There are only four Alzheimer’s drugs in use which can help relieve symptoms but do nothing to stop damage to the brain. It can take up to 20 years to create a drug from scratch.
Interactive play improves brain activity in autistic kids
Laughing, giggling and making silly faces. Building a tower of blocks together and then crashing it down. Engaging young children with autism in a programme that involves fun, interactive play can affect their brain activity, making it resemble that of children without the disorder, a new study shows. The research is the first to demonstrate that early behavioural intervention may be associated with normal patterns of brain activity and improved social behaviour in young children with autism.
A single junk meal daily enough for heart risks
Eating even a single junk food meal is enough to raise the risk of a heart attack or stroke in later life, warns a new study led by an Indian-origin researcher Anil Nigam from the University of Montreal.
The key to staving off heart disease and other illnesses caused by clogged arteries is to switch to a Mediterranean-style diet, based on healthy foods like oily fish, fresh vegetables and olive oil.
A comparison of the effects of junk food and a typical Mediterranean meal on the ability of arteries to dilate showed the arteries of those on the Mediterranean diet dilated normally and maintain good blood flow.
Breastfeeding makes kids leaner
Children born to overweight mothers are at a higher risk of being fat themselves — but breastfeeding helps offset the effect. Being overweight and smoking during pregnancy both increase the chances of a child being obese, along with being heavy at birth and rapid weight gain as a baby.

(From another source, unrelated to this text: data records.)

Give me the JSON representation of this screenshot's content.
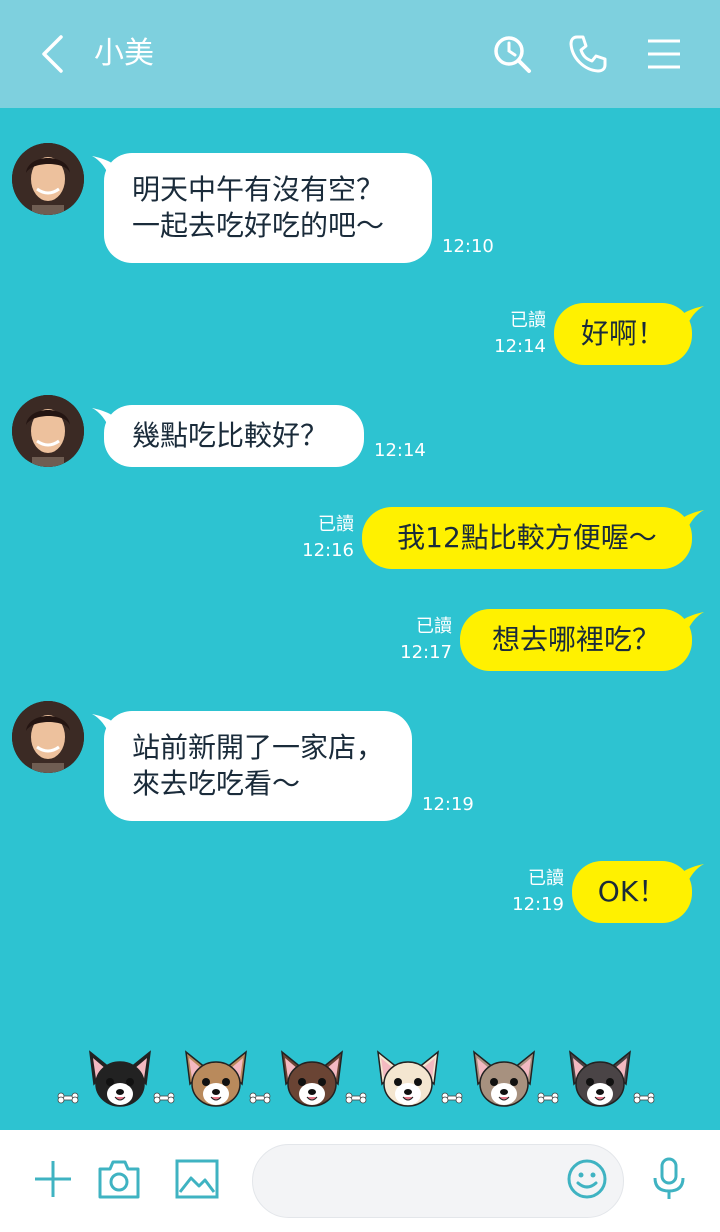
{
  "header": {
    "back_icon": "chevron-left-icon",
    "title": "小美",
    "icons": [
      "search-icon",
      "phone-icon",
      "menu-icon"
    ]
  },
  "messages": [
    {
      "side": "in",
      "lines": [
        "明天中午有沒有空？",
        "一起去吃好吃的吧～"
      ],
      "time": "12:10"
    },
    {
      "side": "out",
      "text": "好啊！",
      "read": "已讀",
      "time": "12:14"
    },
    {
      "side": "in",
      "lines": [
        "幾點吃比較好？"
      ],
      "time": "12:14"
    },
    {
      "side": "out",
      "text": "我12點比較方便喔～",
      "read": "已讀",
      "time": "12:16"
    },
    {
      "side": "out",
      "text": "想去哪裡吃？",
      "read": "已讀",
      "time": "12:17"
    },
    {
      "side": "in",
      "lines": [
        "站前新開了一家店，",
        "來去吃吃看～"
      ],
      "time": "12:19"
    },
    {
      "side": "out",
      "text": "OK！",
      "read": "已讀",
      "time": "12:19"
    }
  ],
  "decoration": {
    "dog_colors": [
      "#222222",
      "#b98a5c",
      "#6a4434",
      "#f4e6d0",
      "#a7917f",
      "#4a4446"
    ]
  },
  "footer": {
    "icons": [
      "plus-icon",
      "camera-icon",
      "image-icon",
      "emoji-icon",
      "microphone-icon"
    ],
    "input_placeholder": "",
    "input_value": ""
  },
  "colors": {
    "background": "#2dc3d1",
    "header": "#7ed0de",
    "outgoing_bubble": "#fff100",
    "incoming_bubble": "#ffffff",
    "icon_accent": "#3fb3c2"
  }
}
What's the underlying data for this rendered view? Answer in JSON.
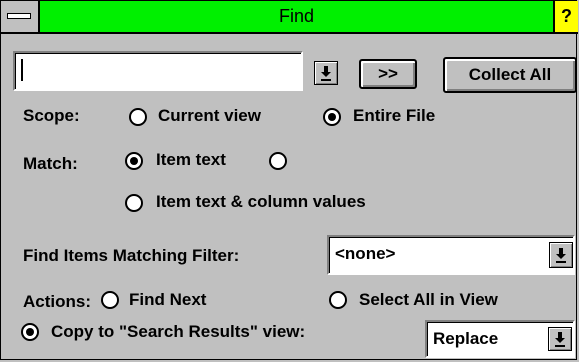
{
  "window": {
    "title": "Find",
    "help_label": "?"
  },
  "search": {
    "value": "",
    "dropdown_icon": "down-arrow-underline-icon",
    "next_label": ">>",
    "collect_all_label": "Collect All"
  },
  "scope": {
    "label": "Scope:",
    "options": [
      {
        "label": "Current view",
        "checked": false
      },
      {
        "label": "Entire File",
        "checked": true
      }
    ]
  },
  "match": {
    "label": "Match:",
    "options": [
      {
        "label": "Item text",
        "checked": true
      },
      {
        "label": "",
        "checked": false
      },
      {
        "label": "Item text & column values",
        "checked": false
      }
    ]
  },
  "filter": {
    "label": "Find Items Matching Filter:",
    "value": "<none>"
  },
  "actions": {
    "label": "Actions:",
    "options": [
      {
        "label": "Find Next",
        "checked": false
      },
      {
        "label": "Select All in View",
        "checked": false
      },
      {
        "label": "Copy to \"Search Results\" view:",
        "checked": true
      }
    ],
    "copy_mode": "Replace"
  }
}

While complex influences like genetics and parent’s lifestyle affects a child’s weight, breastfeeding and the late introduction of solid foods reduces obesity risk by about 15%, say researchers from the UK’s Nottingham University.
Fear of math causes pain
Anxiety about maths activates regions of the brain linked with the experience of physical pain and visceral threat detection, report researchers from the University of Chicago.

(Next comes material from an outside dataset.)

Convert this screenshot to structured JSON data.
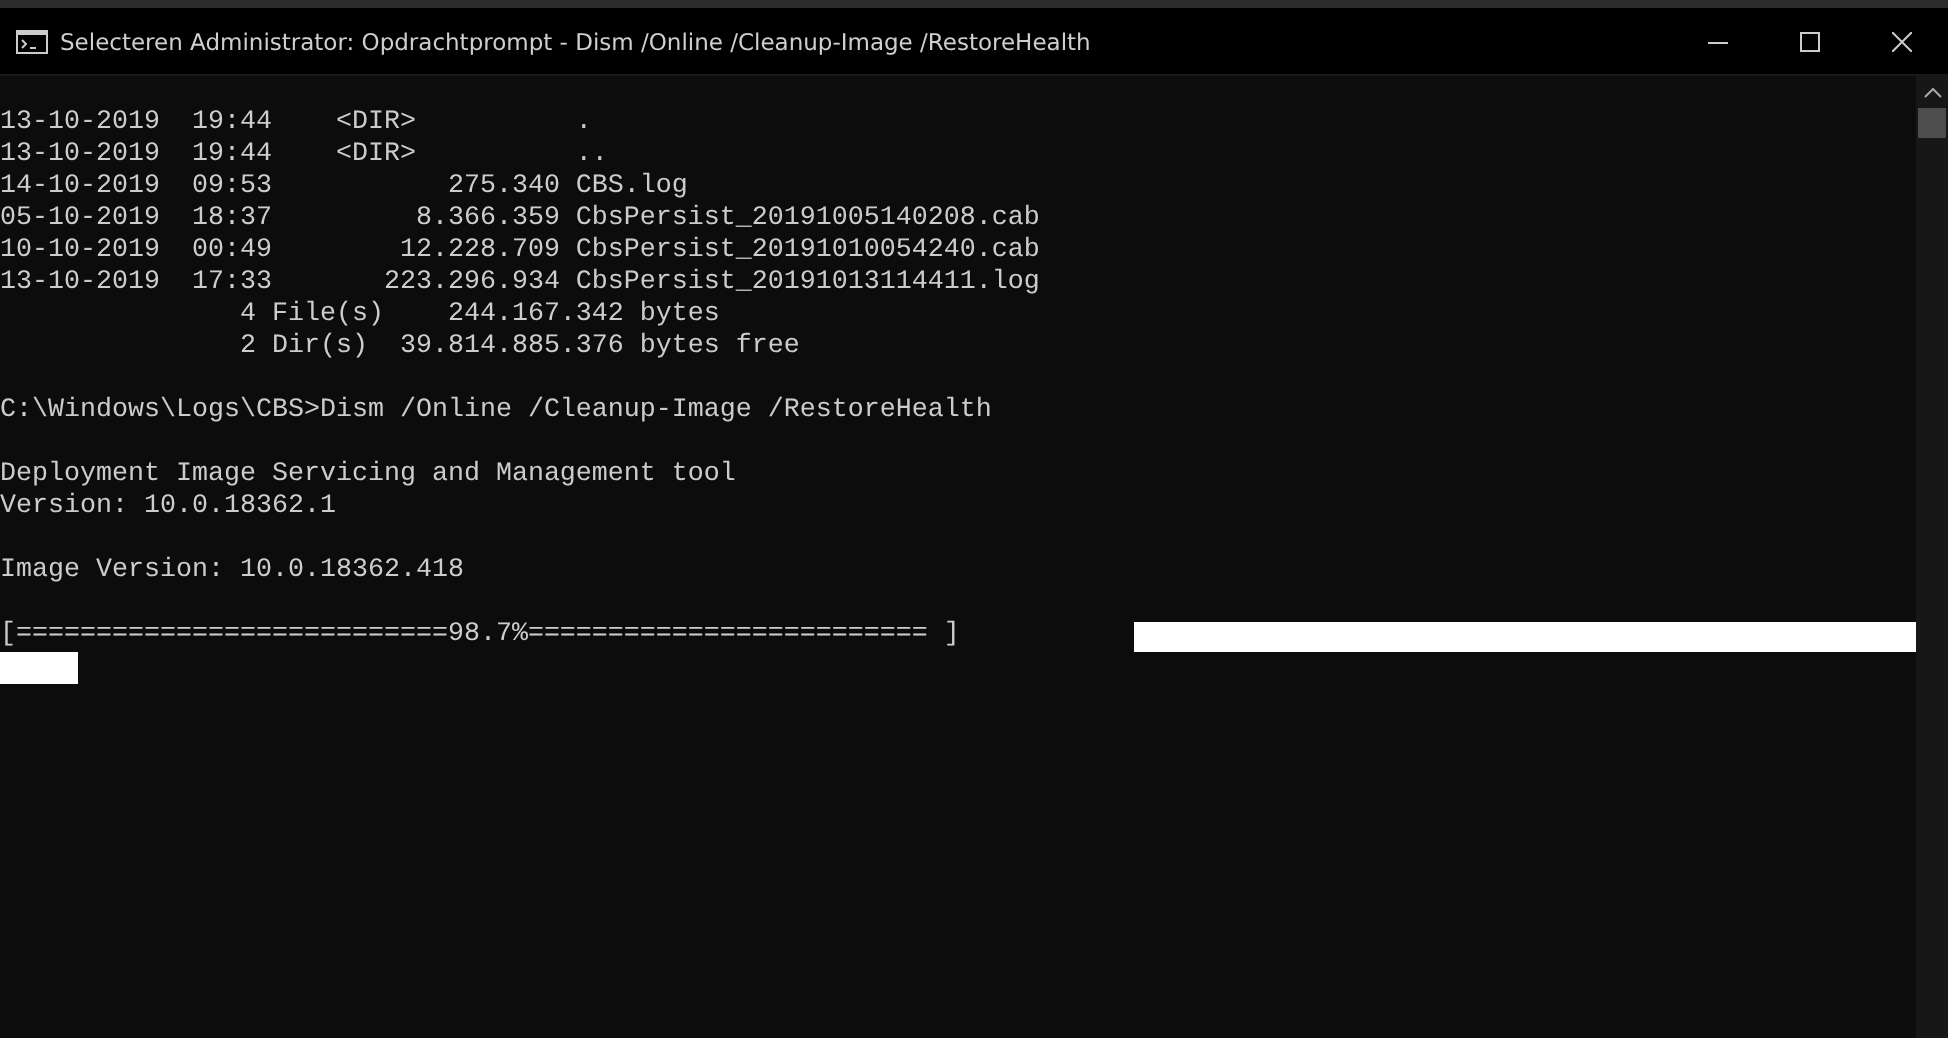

The anticipation of math increases activity in brain part associated with the sensation of pain in people anxious about facing mathematical tasks. The higher the person’s maths anxiety, the more such neural activity increases, indicating that anticipating an unpleasant event causes pain. Previous research has shown other forms of psychological stress, such as social rejection or a traumatic break-up, can also cause physical pain.